En 1939, lorsque le Parti Communiste est interdit, quand ses responsables et ses militants les plus actifs sont jetés dans des camps ou astreints à résidence, Vinicio Faïta, qui a foi en son parti, continue de militer activement : déjà dans la clandestinité.

Il sera l'un des pionniers de la Résistance dans le midi de la France, l'un des quatre membres du premier groupe des Francs Tireurs Partisans de la zone Sud, fondé au mois de mai 1942, avec Edo Faïta dit Bernard son frère cadet, Etienne Dals et Jean Robert[2].

Le mercredi 2 mars 1943, en gare de Nîmes, Faïta est interpellé par deux inspecteurs qui souhaitent le soumettre à un banal contrôle de routine et le conduire au commissariat pour une vérification d'identité. Chemin faisant, il réfléchit au moyen de s'échapper car il redoute une fouille possible et la découverte de son revolver. Arrivé escorté Place de la Salamandre, il tente de s'expliquer mais les policiers font la sourde oreille. Pour les effrayer, il sort son pistolet et les menace. Les deux hommes  font mine de se jeter sur lui, Vinicio tire, blesse l'un d'eux, et prend la fuite.

Dénoncé par un entrepreneur de maçonnerie, croix de feu et collaborateur notoire, arrêté, torturé par les tortionnaires marseillais de la Section des Affaires Politiques, Faïta est finalement écroué.

Jugé le 29 mars 1943 par la Section spéciale de la Cour d'Appel de Nîmes instituée par la loi du 14 août 1941 devant laquelle sont déférés les auteurs de toutes infractions pénales, quelles qu'elles soient, commises au cours d'activités communistes ou anarchistes,   Vinicio Faïta défendu par l'avocat Maurice Delran est condamné à mort puis guillotiné le vingt deux avril mil neuf cent quarante trois à Nîmes, 1, Boulevard des Arènes.     

Le maquis

 

Pendant ce temps, dans l'Aude, à Montjardin exactement, un groupuscule de patriotes, qui forme le camp Gabriel Péri et combat l'envahisseur, dans l'ombre, sans autre arme que sa volonté de résistance va prendre le nom du supplicié qui n'est pas tombé sous le coup des balles allemandes comme on l'a trop vite annoncé mais a été exécuté en territoire occupé par la justice aveugle de l'Etat français.

Camp Faïta ; c'est l'hommage et la nouvelle dénomination du jeune maquis des Francs Tireurs Partisans qui subsiste dans des conditions de vie atroces.
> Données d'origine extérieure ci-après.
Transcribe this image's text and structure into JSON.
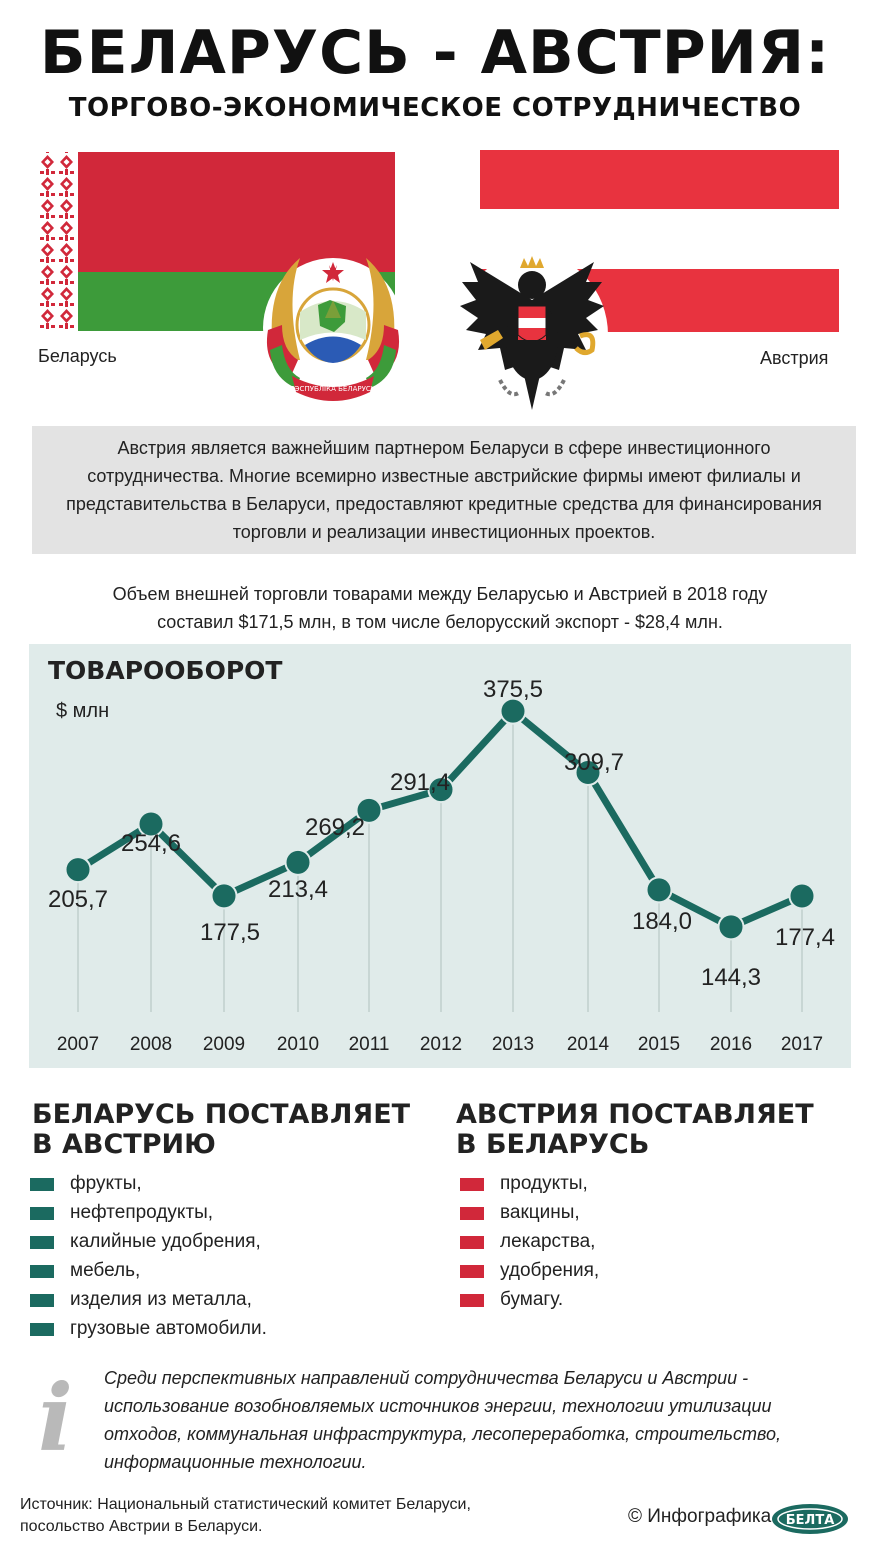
{
  "header": {
    "title": "БЕЛАРУСЬ - АВСТРИЯ:",
    "subtitle": "ТОРГОВО-ЭКОНОМИЧЕСКОЕ СОТРУДНИЧЕСТВО"
  },
  "countries": {
    "left": "Беларусь",
    "right": "Австрия",
    "emblem_text": "РЭСПУБЛІКА БЕЛАРУСЬ"
  },
  "intro": "Австрия является важнейшим партнером Беларуси в сфере инвестиционного сотрудничества. Многие всемирно известные австрийские фирмы имеют филиалы и представительства в Беларуси, предоставляют кредитные средства для финансирования торговли и реализации инвестиционных проектов.",
  "trade_line1": "Объем внешней торговли товарами между Беларусью и Австрией в 2018 году",
  "trade_line2": "составил $171,5 млн, в том числе белорусский экспорт - $28,4 млн.",
  "colors": {
    "teal": "#1b6a60",
    "red": "#d1283a",
    "green": "#3d9b3a",
    "panel": "#e0ebea"
  },
  "chart_data": {
    "type": "line",
    "title": "ТОВАРООБОРОТ",
    "ylabel": "$ млн",
    "categories": [
      "2007",
      "2008",
      "2009",
      "2010",
      "2011",
      "2012",
      "2013",
      "2014",
      "2015",
      "2016",
      "2017"
    ],
    "values": [
      205.7,
      254.6,
      177.5,
      213.4,
      269.2,
      291.4,
      375.5,
      309.7,
      184.0,
      144.3,
      177.4
    ],
    "value_labels": [
      "205,7",
      "254,6",
      "177,5",
      "213,4",
      "269,2",
      "291,4",
      "375,5",
      "309,7",
      "184,0",
      "144,3",
      "177,4"
    ],
    "grid": false
  },
  "by_export": {
    "title_line1": "БЕЛАРУСЬ ПОСТАВЛЯЕТ",
    "title_line2": "В АВСТРИЮ",
    "items": [
      "фрукты,",
      "нефтепродукты,",
      "калийные удобрения,",
      "мебель,",
      "изделия из металла,",
      "грузовые автомобили."
    ]
  },
  "at_export": {
    "title_line1": "АВСТРИЯ ПОСТАВЛЯЕТ",
    "title_line2": "В БЕЛАРУСЬ",
    "items": [
      "продукты,",
      "вакцины,",
      "лекарства,",
      "удобрения,",
      "бумагу."
    ]
  },
  "info": {
    "icon_letter": "i",
    "text": "Среди перспективных направлений сотрудничества Беларуси и Австрии - использование возобновляемых источников энергии, технологии утилизации отходов, коммунальная инфраструктура, лесопереработка, строительство, информационные технологии."
  },
  "footer": {
    "source_line1": "Источник: Национальный статистический комитет Беларуси,",
    "source_line2": "посольство Австрии в Беларуси.",
    "credit": "© Инфографика",
    "logo_text": "БЕЛТА"
  }
}
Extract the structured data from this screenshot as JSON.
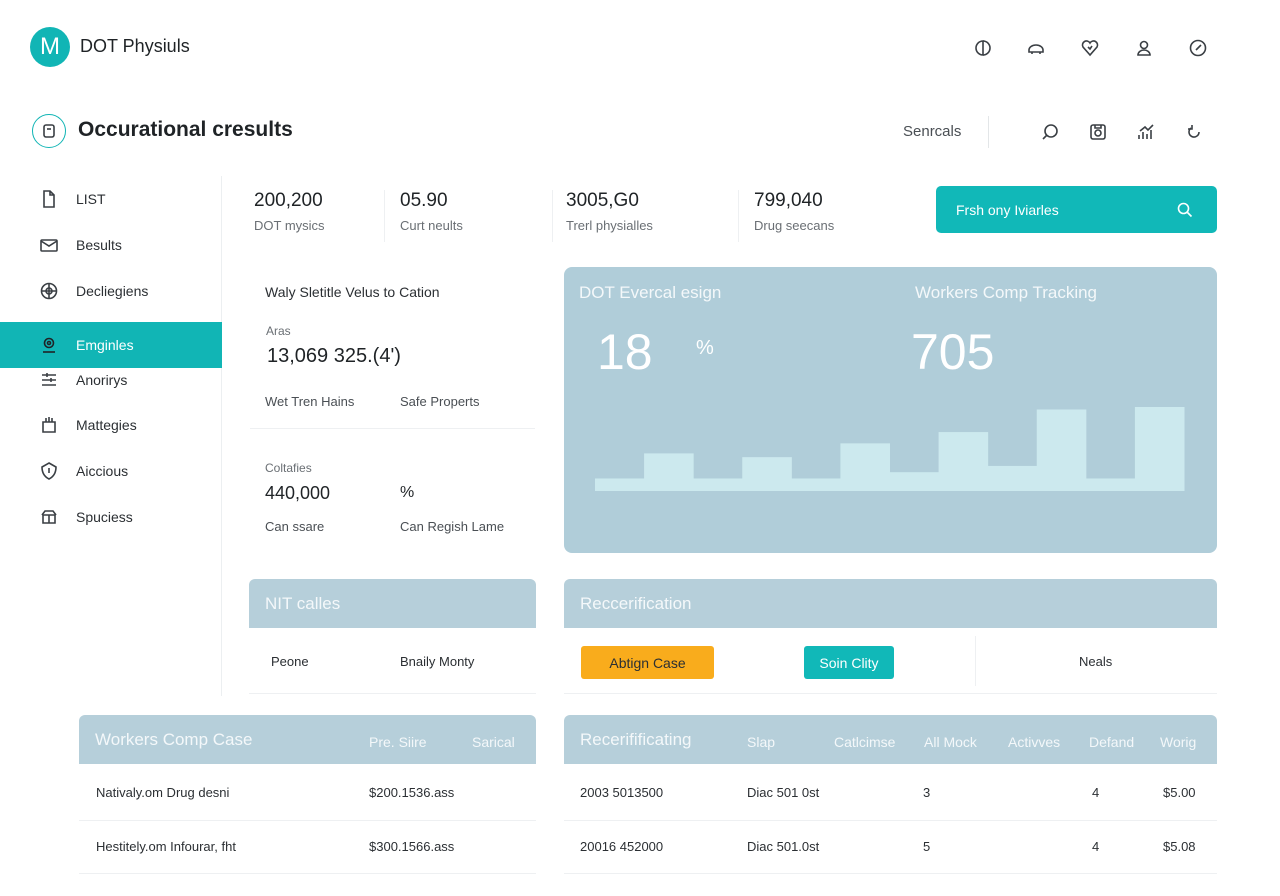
{
  "app": {
    "logo_letter": "M",
    "title": "DOT Physiuls"
  },
  "header_icons": [
    "moon-icon",
    "cloud-icon",
    "heart-icon",
    "user-icon",
    "compass-icon"
  ],
  "page": {
    "title": "Occurational cresults",
    "search_label": "Senrcals"
  },
  "toolbar_icons": [
    "search-icon",
    "save-icon",
    "chart-icon",
    "refresh-icon"
  ],
  "sidebar": {
    "items": [
      {
        "label": "LIST",
        "icon": "document-icon"
      },
      {
        "label": "Besults",
        "icon": "inbox-icon"
      },
      {
        "label": "Decliegiens",
        "icon": "globe-icon"
      },
      {
        "label": "Emginles",
        "icon": "location-icon",
        "active": true
      },
      {
        "label": "Anorirys",
        "icon": "list-icon"
      },
      {
        "label": "Mattegies",
        "icon": "bag-icon"
      },
      {
        "label": "Aiccious",
        "icon": "shield-icon"
      },
      {
        "label": "Spuciess",
        "icon": "gift-icon"
      }
    ]
  },
  "stats": [
    {
      "value": "200,200",
      "label": "DOT mysics"
    },
    {
      "value": "05.90",
      "label": "Curt neults"
    },
    {
      "value": "3005,G0",
      "label": "Trerl physialles"
    },
    {
      "value": "799,040",
      "label": "Drug seecans"
    }
  ],
  "primary_button": {
    "label": "Frsh ony Iviarles"
  },
  "info": {
    "title": "Waly Sletitle Velus to Cation",
    "area_label": "Aras",
    "area_value": "13,069  325.(4')",
    "left_note": "Wet Tren Hains",
    "right_note": "Safe Properts",
    "coll_label": "Coltafies",
    "coll_value": "440,000",
    "coll_pct": "%",
    "foot_left": "Can ssare",
    "foot_right": "Can Regish Lame"
  },
  "chart_card": {
    "left_title": "DOT Evercal esign",
    "left_value": "18",
    "left_unit": "%",
    "right_title": "Workers Comp Tracking",
    "right_value": "705"
  },
  "chart_data": {
    "type": "area",
    "values": [
      1,
      3,
      1,
      2.7,
      1,
      3.8,
      1.5,
      4.7,
      2,
      6.5,
      1,
      6.7
    ],
    "color": "#cce9ee"
  },
  "nit_panel": {
    "title": "NIT calles",
    "col1": "Peone",
    "col2": "Bnaily Monty"
  },
  "recert_panel": {
    "title": "Reccerification",
    "badge_orange": "Abtign Case",
    "badge_teal": "Soin Clity",
    "right_label": "Neals"
  },
  "workers_table": {
    "title": "Workers Comp Case",
    "headers": [
      "Pre. Siire",
      "Sarical"
    ],
    "rows": [
      {
        "name": "Nativaly.om Drug desni",
        "value": "$200.1536.ass"
      },
      {
        "name": "Hestitely.om Infourar, fht",
        "value": "$300.1566.ass"
      }
    ]
  },
  "recert_table": {
    "title": "Recerifificating",
    "headers": [
      "Slap",
      "Catlcimse",
      "All Mock",
      "Activves",
      "Defand",
      "Worig"
    ],
    "rows": [
      {
        "id": "2003 5013500",
        "code": "Diac 501 0st",
        "a": "3",
        "b": "4",
        "amount": "$5.00"
      },
      {
        "id": "20016 452000",
        "code": "Diac 501.0st",
        "a": "5",
        "b": "4",
        "amount": "$5.08"
      }
    ]
  },
  "colors": {
    "accent": "#11b5b5",
    "panel": "#b6cfda",
    "warning": "#f9ac1c"
  }
}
Les soldats allemands, conduits par des miliciens vont exercer de terribles représailles et pourchasser impitoyablement, sans répit, ceux que certains appellent alors "Les bandits".

Les hommes du maquis Faïta doivent à tout moment choisir un autre refuge sans pour autant abandonner leurs coups de mains audacieux. On les retrouve à Peyrefitte, puis aux environs de Puivert, à Buc, à Belcastel, à  Courtauly aussi, où ils subissent une lourde perte. Les survivants réussissent à décrocher et se replient sur Gueytes. Attaqués encore, ils reforment leurs rangs à Salvezines puis fusionnent avec  ceux du maquis Jean Robert et pénètrent dans Limoux libéré des troupes d'occupation allemandes, le 19 août 1944[3].

©  Gérard JEAN


[1]  - Registre de l'Etat Civil – Mairie de Nîmes (Gard)

[2]  - Au temps des longues nuits, Ateliers Henri Peladan, Uzès, 1969,  Aimé Vielzeuf.

[3]  - Libération, organe du Comité local de la libération nationale, hebdomadaire paraissant à Limoux, 17 septembre 1944.